ASHLAND, Ore. — The news spread quickly on Tuesday that Derek Chauvin had been found guilty on all counts in the death of George Floyd. For some, the moments before hearing the words "guilty" were tense.
"Honestly, I was kind of expecting the worst and expecting a different outcome," Michael Miller said Tuesday, recounting how he heard about the news from a customer at his workplace.
Miller, a former defender on the Southern Oregon University men's soccer team, was a leader during the Black Lives Matter protests in southern Oregon this past summer. He's been helping organize other initiatives as well, focusing on educating people on the need for sweeping changes in policing.

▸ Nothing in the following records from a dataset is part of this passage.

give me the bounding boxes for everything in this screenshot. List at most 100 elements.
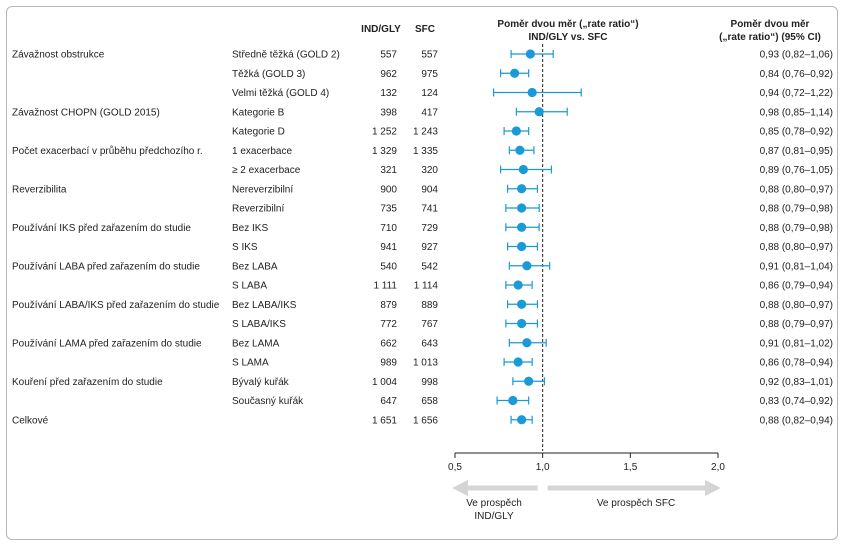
n-sfc: 729 (421, 223, 438, 234)
estimate-point (517, 203, 527, 213)
subgroup-label: Bez IKS (232, 223, 268, 234)
forest-row: Reverzibilní 735 741 0,88 (0,79–0,98) (232, 203, 833, 215)
arrow-left-label-2: IND/GLY (474, 511, 514, 522)
estimate-point (517, 318, 527, 329)
n-ind-gly: 1 651 (372, 415, 397, 426)
estimate-point (513, 280, 523, 290)
plot-title-line1: Poměr dvou měr („rate ratio“) (497, 19, 638, 30)
n-sfc: 998 (421, 377, 438, 388)
forest-row: Velmi těžká (GOLD 4) 132 124 0,94 (0,72–1,2… (232, 87, 833, 99)
n-ind-gly: 735 (380, 204, 397, 215)
subgroup-label: Bez LAMA (232, 338, 280, 349)
ratio-ci-text: 0,86 (0,79–0,94) (760, 281, 833, 292)
n-sfc: 1 114 (414, 281, 439, 292)
n-ind-gly: 540 (380, 261, 397, 272)
estimate-point (517, 241, 527, 252)
forest-row: ≥ 2 exacerbace 321 320 0,89 (0,76–1,05) (232, 164, 833, 176)
estimate-point (510, 68, 520, 78)
ratio-header-line2: („rate ratio“) (95% CI) (719, 32, 821, 43)
n-ind-gly: 989 (380, 358, 397, 369)
n-ind-gly: 557 (380, 50, 397, 61)
ratio-ci-text: 0,94 (0,72–1,22) (760, 88, 833, 99)
subgroup-label: Středně těžká (GOLD 2) (232, 50, 340, 61)
subgroup-label: 1 exacerbace (232, 146, 292, 157)
subgroup-label: ≥ 2 exacerbace (232, 165, 301, 176)
n-sfc: 975 (421, 69, 438, 80)
x-tick-label: 2,0 (711, 462, 725, 473)
n-ind-gly: 321 (380, 165, 397, 176)
subgroup-label: S LAMA (232, 358, 269, 369)
header-sfc: SFC (415, 24, 435, 35)
forest-row: Používání IKS před zařazením do studie Be… (12, 222, 833, 234)
group-label: Používání LAMA před zařazením do studie (12, 338, 202, 349)
subgroup-label: Bez LABA/IKS (232, 300, 297, 311)
estimate-point (517, 415, 527, 425)
estimate-point (517, 184, 527, 194)
group-label: Počet exacerbací v průběhu předchozího r… (12, 145, 203, 157)
n-ind-gly: 900 (380, 184, 397, 195)
forest-row: Těžká (GOLD 3) 962 975 0,84 (0,76–0,92) (232, 68, 833, 80)
n-sfc: 1 656 (413, 415, 438, 426)
header-ind-gly: IND/GLY (361, 24, 401, 35)
group-label: Používání IKS před zařazením do studie (12, 223, 191, 234)
ratio-ci-text: 0,83 (0,74–0,92) (760, 396, 833, 407)
ratio-ci-text: 0,88 (0,82–0,94) (760, 415, 833, 426)
group-label: Používání LABA/IKS před zařazením do stu… (12, 300, 220, 311)
direction-arrows: Ve prospěch IND/GLY Ve prospěch SFC (452, 480, 721, 522)
group-label: Reverzibilita (12, 184, 67, 195)
ratio-ci-text: 0,88 (0,79–0,97) (760, 319, 833, 330)
estimate-point (525, 49, 535, 59)
arrow-left (452, 480, 538, 496)
ratio-ci-text: 0,93 (0,82–1,06) (760, 50, 833, 61)
x-tick-label: 0,5 (448, 462, 462, 473)
subgroup-label: Bez LABA (232, 261, 278, 272)
ratio-ci-text: 0,89 (0,76–1,05) (760, 165, 833, 176)
x-axis: 0,5 1,0 1,5 2,0 (448, 452, 725, 473)
estimate-point (534, 107, 544, 117)
estimate-point (524, 376, 534, 386)
subgroup-label: Bývalý kuřák (232, 377, 290, 388)
n-sfc: 1 243 (413, 127, 438, 138)
forest-row: S IKS 941 927 0,88 (0,80–0,97) (232, 241, 833, 253)
arrow-right (547, 480, 721, 496)
estimate-point (522, 338, 532, 348)
n-ind-gly: 647 (380, 396, 397, 407)
estimate-point (527, 87, 537, 98)
group-label: Používání LABA před zařazením do studie (12, 261, 200, 272)
n-sfc: 658 (421, 396, 438, 407)
group-label: Závažnost CHOPN (GOLD 2015) (12, 107, 160, 118)
forest-row: S LABA/IKS 772 767 0,88 (0,79–0,97) (232, 318, 833, 330)
n-sfc: 643 (421, 338, 438, 349)
forest-row: Používání LABA/IKS před zařazením do stu… (12, 299, 833, 311)
forest-rows: Závažnost obstrukce Středně těžká (GOLD 2… (12, 44, 833, 451)
n-ind-gly: 132 (380, 88, 397, 99)
ratio-ci-text: 0,87 (0,81–0,95) (760, 146, 833, 157)
n-ind-gly: 879 (380, 300, 397, 311)
ratio-header-line1: Poměr dvou měr (731, 19, 810, 30)
forest-row: Současný kuřák 647 658 0,83 (0,74–0,92) (232, 395, 833, 407)
x-tick-label: 1,5 (623, 462, 637, 473)
ratio-ci-text: 0,88 (0,80–0,97) (760, 300, 833, 311)
ratio-ci-text: 0,88 (0,80–0,97) (760, 184, 833, 195)
n-sfc: 1 335 (413, 146, 438, 157)
n-ind-gly: 941 (380, 242, 397, 253)
forest-row: Kouření před zařazením do studie Bývalý k… (12, 376, 833, 388)
n-sfc: 927 (421, 242, 438, 253)
chart-frame (6, 6, 838, 540)
subgroup-label: Kategorie B (232, 107, 285, 118)
estimate-point (511, 126, 521, 136)
estimate-point (517, 299, 527, 309)
forest-row: Závažnost CHOPN (GOLD 2015) Kategorie B 39… (12, 107, 833, 118)
ratio-ci-text: 0,91 (0,81–1,02) (760, 338, 833, 349)
subgroup-label: Reverzibilní (232, 204, 284, 215)
x-tick-label: 1,0 (536, 462, 550, 473)
arrow-left-label-1: Ve prospěch (466, 498, 522, 509)
estimate-point (518, 164, 528, 175)
ratio-ci-text: 0,86 (0,78–0,94) (760, 358, 833, 369)
n-ind-gly: 772 (380, 319, 397, 330)
estimate-point (522, 261, 532, 271)
n-ind-gly: 1 252 (372, 127, 397, 138)
forest-row: S LABA 1 111 1 114 0,86 (0,79–0,94) (232, 280, 833, 292)
forest-row: Používání LAMA před zařazením do studie B… (12, 338, 833, 349)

"I had those tough conversations, you know, and continue to try to lead and just be there for my peers and my community," Miller said. "It's been a hard year... but I'm always trying to find the positives and today's a good positive, it's a good step in the right direction."
But the news the jury had found the former Minneapolis police officer guilty of second-degree unintentional murder, third-degree murder and second-degree manslaughter wasn't a moment of "justice being served." Instead, it was more relief a police officer had been held accountable for the death of an unarmed Black person.
"I believe that if justice was served, you know, George Floyd would still be here," Miller said. "For justice to be served, I personally believe that the whole system needs to be restructured and looked at for the betterment of everyone. Not just black people, but other races as well."
Miller says he and a "band of brothers" are working to help educate people in the southern Oregon communities, giving people a first-hand look into their lives as Black Americans. Education, Miller says, is the first and most important step to producing actual, meaningful change in our society. He and his peers are using social media as a way to interact with people during the pandemic to keep pushing for more understanding in the community.
"If you kind of check in with that one person or that group of five and you keep giving them pointers and tips and education, I think that's the only way we can really solve the true issue here," Miller said. "Just a chain reaction of love and education would do wonders going forward."